Judge of the High Court
- Incumbent
- Assumed office 2 December 2019
- Nominated by: Government of Ireland
- Appointed by: Michael D. Higgins

Personal details
- Born: Longford, Ireland
- Education: University College Galway; Law Society of Ireland;

= Mark Heslin =

Irish judge

Mark Heslin is an Irish judge and lawyer who has served as a Judge of the High Court since December 2019. He was formerly a litigation solicitor at a commercial law firm.

== Early life ==
Heslin was born in Longford, County Longford, to Noel and Máiréad Heslin. He received his primary school education from Ballinalee National School and Melview National School, and attended secondary school at St. Mel's College and Rockwell College. He studied law at University College Galway and served a term as the auditor of the Literary and Debating Society. He subsequently studied at the Law Society of Ireland and was admitted to the Role of Solicitors in 1995.

== Legal career ==
He started his career at Beauchamps Solicitors in Dublin. He was a senior partner in the firm in litigation, with particular expertise on commercial disputes in the Irish courts. He advised on a wide range of law and his clients included Allied Irish Banks and the National Asset Management Agency.

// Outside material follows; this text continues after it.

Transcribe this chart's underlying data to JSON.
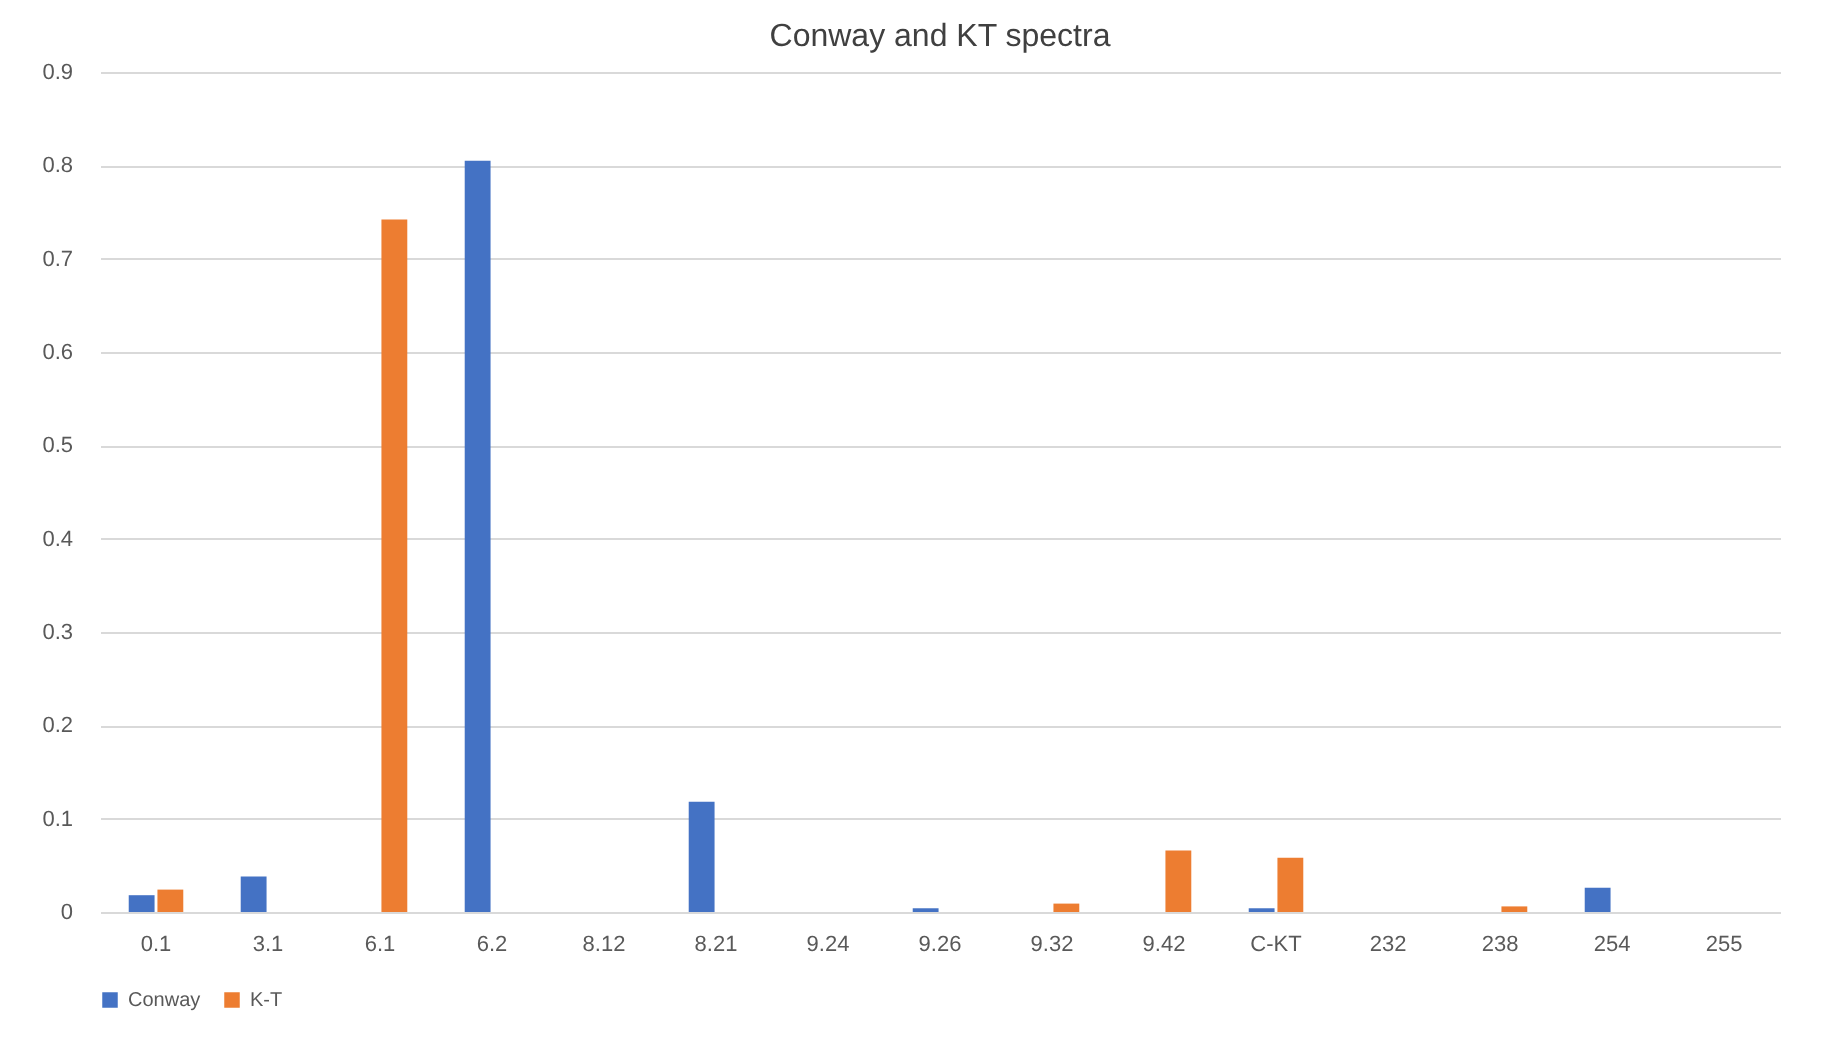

During his time as a solicitor, he was a contributor to academic journals and tutored classes at the Law Society.

In 2012, he argued against the televising of court cases in Ireland.

== Judicial career ==
Heslin was appointed to the High Court in December 2019. He is the first High Court judge to come from Longford.

He has presided over cases involving judicial review, injunction applications, insolvency law, and commercial disputes. In January 2020, he overturned a decision of An Bord Pleanála which had refused permission for the development of a Narconon facility in County Meath.